M. Sandro Pistis (MCG). Mesdames et Messieurs les députés, je pense qu'il faut se recentrer sur une certaine réalité: aujourd'hui, qui bénéficie de la déduction pour frais de déplacement ? En tout cas pas les Genevois ! Je vois rarement un Genevois qui peut déduire 60 km par jour de frais de déplacement. Concrètement... (Remarque.) ...c'est un juste retour à la problématique des frontaliers qui, eux, peuvent déduire jusqu'à 10 800 F de frais de déplacement. Les 28 millions que le canton va pouvoir récupérer, ils le seront du côté de la France, des frontaliers, pas du côté des Genevois. C'est pour cette raison que le groupe MCG soutiendra le projet de loi tel que présenté par le Conseil d'Etat. Je vous ferai remarquer qu'un calcul a été fait à la commission fiscale: un frontalier peut déduire jusqu'à 10 800 F de frais de déplacement, pour autant qu'il parcoure 60 km. Je vous laisse imaginer celui qui vient de Grenoble... (Remarque.) ...ou de Paris: l'Etat devrait quasiment lui rembourser les frais de déplacement, je pense ! La pratique actuelle est donc scandaleuse. Ce projet de loi est tout à fait correct, il permettra de faire entrer 28 millions dans les caisses de l'Etat; nous le soutiendrons donc tel que présenté par le Conseil d'Etat. (Quelques applaudissements.)
Une voix. Bravo !
Le président. Je vous remercie, Monsieur le député. Je passe la parole à M. le député Eric Stauffer pour une minute trente.
M. Eric Stauffer (MCG). Merci, Monsieur le président. En complément à ce que vient de dire mon collègue, évidemment, nous soutiendrons l'amendement des socialistes pour réduire à 500 F le plafond de la déduction fiscale. Pour répondre au rapporteur de majorité qui nous dit que tous les cantons de Suisse, notamment Vaud, ont au moins prévu 3000 F, il faudrait peut-être aussi rappeler que la superficie du canton de Vaud n'a rien à voir avec celle du canton de Genève; et qu'évidemment, si on adapte à la superficie du territoire, 500 F sont largement assez pour les Genevois. Par contre, comme l'a dit mon collègue, les frontaliers vont passer à la caisse. Eh oui, Mesdames et Messieurs, on y arrive ! J'aimerais aussi en profiter pour rappeler l'initiative sur les 300 millions que nous donnons à la France.
Le président. Il vous reste trente secondes.
M. Eric Stauffer. Je conclus ! Sachez que pour la Berne fédérale, ces 300 millions sont calculés, dans les comptes de l'Etat de Genève auprès de Berne, comme une subvention, une aide, au même titre que la coopération internationale pour les pays en voie de développement. Voilà où on en est à Genève !

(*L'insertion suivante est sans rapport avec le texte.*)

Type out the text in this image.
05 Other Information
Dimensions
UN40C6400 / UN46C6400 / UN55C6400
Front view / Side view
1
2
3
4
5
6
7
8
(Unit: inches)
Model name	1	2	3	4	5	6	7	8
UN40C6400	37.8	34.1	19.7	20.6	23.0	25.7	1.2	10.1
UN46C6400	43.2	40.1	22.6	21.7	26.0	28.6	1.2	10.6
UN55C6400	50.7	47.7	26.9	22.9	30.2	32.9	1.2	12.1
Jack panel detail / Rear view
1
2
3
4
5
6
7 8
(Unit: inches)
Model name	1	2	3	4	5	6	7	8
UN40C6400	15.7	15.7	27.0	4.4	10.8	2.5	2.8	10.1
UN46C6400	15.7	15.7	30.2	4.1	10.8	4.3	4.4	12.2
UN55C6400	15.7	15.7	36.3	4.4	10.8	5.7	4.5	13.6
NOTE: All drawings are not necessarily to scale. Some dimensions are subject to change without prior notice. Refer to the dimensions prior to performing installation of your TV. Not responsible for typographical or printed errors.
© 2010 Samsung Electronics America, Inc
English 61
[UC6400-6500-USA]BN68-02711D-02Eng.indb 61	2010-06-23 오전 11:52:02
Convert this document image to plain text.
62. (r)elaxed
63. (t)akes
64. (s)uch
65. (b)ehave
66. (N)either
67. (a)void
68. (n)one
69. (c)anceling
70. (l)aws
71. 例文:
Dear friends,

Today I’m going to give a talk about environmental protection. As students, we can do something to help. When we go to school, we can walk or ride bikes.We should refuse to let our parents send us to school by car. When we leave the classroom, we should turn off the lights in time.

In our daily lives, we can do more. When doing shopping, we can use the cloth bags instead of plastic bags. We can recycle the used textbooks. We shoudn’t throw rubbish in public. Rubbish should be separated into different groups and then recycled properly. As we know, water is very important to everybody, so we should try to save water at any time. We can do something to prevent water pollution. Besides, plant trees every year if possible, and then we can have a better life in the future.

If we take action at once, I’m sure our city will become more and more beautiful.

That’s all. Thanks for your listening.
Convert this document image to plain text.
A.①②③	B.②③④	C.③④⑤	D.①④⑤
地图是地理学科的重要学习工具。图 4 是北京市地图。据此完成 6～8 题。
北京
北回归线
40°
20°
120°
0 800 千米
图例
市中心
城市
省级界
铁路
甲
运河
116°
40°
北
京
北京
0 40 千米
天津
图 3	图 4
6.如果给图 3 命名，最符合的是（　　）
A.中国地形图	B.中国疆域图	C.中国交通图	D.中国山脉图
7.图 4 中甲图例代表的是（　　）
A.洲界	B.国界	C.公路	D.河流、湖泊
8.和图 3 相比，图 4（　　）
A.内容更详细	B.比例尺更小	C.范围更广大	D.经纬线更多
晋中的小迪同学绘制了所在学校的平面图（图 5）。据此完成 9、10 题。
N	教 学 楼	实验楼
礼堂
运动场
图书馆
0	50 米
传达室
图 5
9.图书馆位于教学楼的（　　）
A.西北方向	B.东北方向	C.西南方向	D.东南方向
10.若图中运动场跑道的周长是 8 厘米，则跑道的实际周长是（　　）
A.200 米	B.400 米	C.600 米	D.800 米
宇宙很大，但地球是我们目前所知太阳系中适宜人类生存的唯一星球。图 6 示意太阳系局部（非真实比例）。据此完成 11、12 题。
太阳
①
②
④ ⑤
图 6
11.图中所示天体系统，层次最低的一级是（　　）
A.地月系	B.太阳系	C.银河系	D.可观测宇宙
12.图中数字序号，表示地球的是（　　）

Mme Sophie Forster Carbonnier (Ve). Mesdames et Messieurs les députés, le groupe des Verts soutiendra le projet de loi tel que déposé par le Conseil d'Etat... (Brouhaha. Le président agite la cloche.) ...et cela pour plusieurs raisons. D'abord, comme nous l'avons souvent indiqué, nous estimons que dans le cadre du budget, il est important qu'il y ait une certaine symétrie des efforts, à savoir que si l'on doit rechercher des économies, on doit également rechercher certaines nouvelles recettes, et en ce sens, nous saluons l'effort du Conseil d'Etat pour faire un premier pas dans notre direction. Ce projet de loi vise en effet à limiter les déductions liées aux frais de déplacement, et nous trouvons en plus que cela constitue un excellent signal écologique: car lorsqu'on voit l'impact environnemental des déplacements professionnels, par le transport routier en particulier, il faut inciter les gens à vivre près de leur lieu de travail. (Remarque.) Avec ce nouveau plafond, nous allons clairement inciter les gens non seulement à venir vivre près de leur travail, mais en plus, à utiliser davantage les transports publics, ce qui nous semble hautement souhaitable à l'heure actuelle. De trop nombreux pendulaires occupent nos routes, bloquent l'agglomération: ici, nous avons l'occasion de les inciter un peu plus à utiliser les transports publics. Enfin, j'aimerais souligner un détail - ce n'est pas un détail, mais un fait assez piquant: les partis qui aujourd'hui s'opposent à ce projet de loi sont les mêmes qui à longueur d'année se plaignent qu'il n'y ait pas assez de contribuables qui paient des impôts à Genève. Lorsque vous avez enfin l'opportunité, Mesdames et Messieurs du PLR, de faire payer davantage d'impôts à la population en limitant les déductions fiscales, vous refusez de faire ce geste-là, et donc, vous vous contredisez très clairement: on ne peut pas d'un côté se plaindre qu'une partie de la classe moyenne qui devrait payer des impôts n'en paie pas, et de l'autre, continuer allégrement à prévoir toutes sortes de déductions plus abracadabrantes les unes que les autres. Pour un peu de logique dans le débat, je vous incite donc à revoir votre position: avec ce PL, davantage de contribuables paieront des impôts, et cela semble être votre objectif. Je vous remercie, Monsieur le président. (Applaudissements.)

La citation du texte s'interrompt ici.